DR MIKE GALVIN: Reflexivity and Black Cabs
- Perry Richardson
- Jan 21, 2021
- 11 min read

In my last article in TaxiPoint (Ethnography and Black Cabs) I wrote about the part of my doctoral dissertation, Culture, Change and The Management of London’s Taxi Drivers that related to aspects of the Knowledge. And although the Knowledge appears to be the thread that binds the industry together and steers so much of its thinking and action it is not by any means the whole story.
Today I wanted to touch on another part of my research which was culture, and what a rich culture this industry has. My research methodology was ethnography, the study of tribes and within the taxi industry there are many tribes which I shall explain. Another part of my methodology was reflexivity, which is explained below;
‘Reflexivity means thinking through what one is doing to encourage insights about the nature of social science and, especially, the role that language, power/knowledge connections, social interests and ideologies, theoretical moves and manoeuvring in the socio-political field play in producing particular accounts.’
In essence, reflexivity is thinking through and challenging what one sees as a researcher, why one views it in that way and trying to unravel what is really going on and of course remove the researcher from the researched. Of course, more researchers equal more theories or views of what is going on and why. Concepts including culture do not just happen, they don’t stay the same and they are viewed differently by different parts of the community, including the black cab community but also those from outside the community. We all view and understand things from our own perspective, taking an extreme but simple example someone born into a very wealthy family and someone born into a very poor family will both view social structures such as class differently. This will be more so if they come from different countries, different religions and are of differing genders and of course ages. Therefore, there is not a single truth there are just many variations on a single truth.

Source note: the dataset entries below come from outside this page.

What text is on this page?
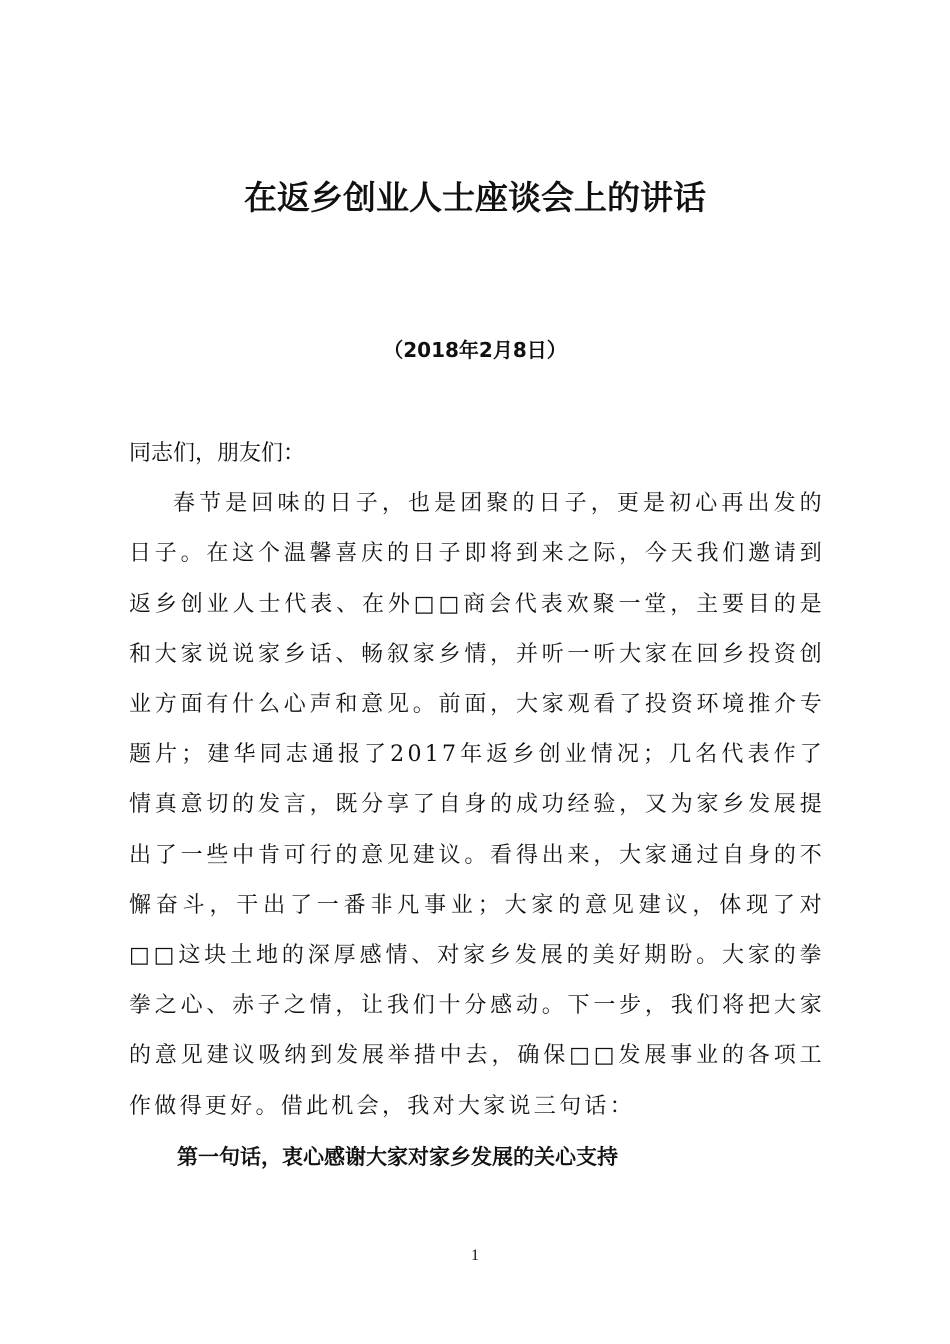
在返乡创业人士座谈会上的讲话
（2018年2月8日）

同志们，朋友们：

春节是回味的日子，也是团聚的日子，更是初心再出发的日子。在这个温馨喜庆的日子即将到来之际，今天我们邀请到返乡创业人士代表、在外□□商会代表欢聚一堂，主要目的是和大家说说家乡话、畅叙家乡情，并听一听大家在回乡投资创业方面有什么心声和意见。前面，大家观看了投资环境推介专题片；建华同志通报了2017年返乡创业情况；几名代表作了情真意切的发言，既分享了自身的成功经验，又为家乡发展提出了一些中肯可行的意见建议。看得出来，大家通过自身的不懈奋斗，干出了一番非凡事业；大家的意见建议，体现了对□□这块土地的深厚感情、对家乡发展的美好期盼。大家的拳拳之心、赤子之情，让我们十分感动。下一步，我们将把大家的意见建议吸纳到发展举措中去，确保□□发展事业的各项工作做得更好。借此机会，我对大家说三句话：

第一句话，衷心感谢大家对家乡发展的关心支持

1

The Black Cab Culture – Diversity before it was invented
My initial view when I began researching for my dissertation was that there was a very strong culture in the taxi industry amongst the different tribes, amongst Knowledge boys, amongst black cab drivers amongst radio taxi drivers, amongst older taxi drivers and even down to trade unionists, LTDA members etc and dare I say it the public, the press and the competition. In fact, the more my research dug into the industry and the more reflexive it became the more tribes or communities I found and the more the initial perception of a strong culture became somewhat dissipated.
When I became a taxi driver in 1981 a very high percentage of drivers were Jewish. Being a Londoner (Clerkenwell – another tribe with sub tribes; Italians and Irish with some East Enders thrown in) I was very familiar with the term Jewish and as a family we knew many Jewish people albeit I was to discover somewhat superficially. So, after getting to know more Jewish people through the industry I discovered I knew very little about Jews. From the Knowledge through driving a taxi to managing a taxi company I discovered a huge amount more. It’s an old cliché I guess but after joining the industry I attended Bar Mitzvahs (and Bat Mitzvahs), Levaya’s and Simcha’s and even an Aufruf. Whilst about all I knew at the beginning was that I had to wear a skull cap everyone was happy to welcome me in and show me what to do and importantly what not to do. This welcome was evident to me when I moved into the taxi industry so was that a Jewish cultural trait that had spread into the industry by the very many (at the time) number of Jewish members or is it just a human characteristic or could it be a little of both or nothing to do with either?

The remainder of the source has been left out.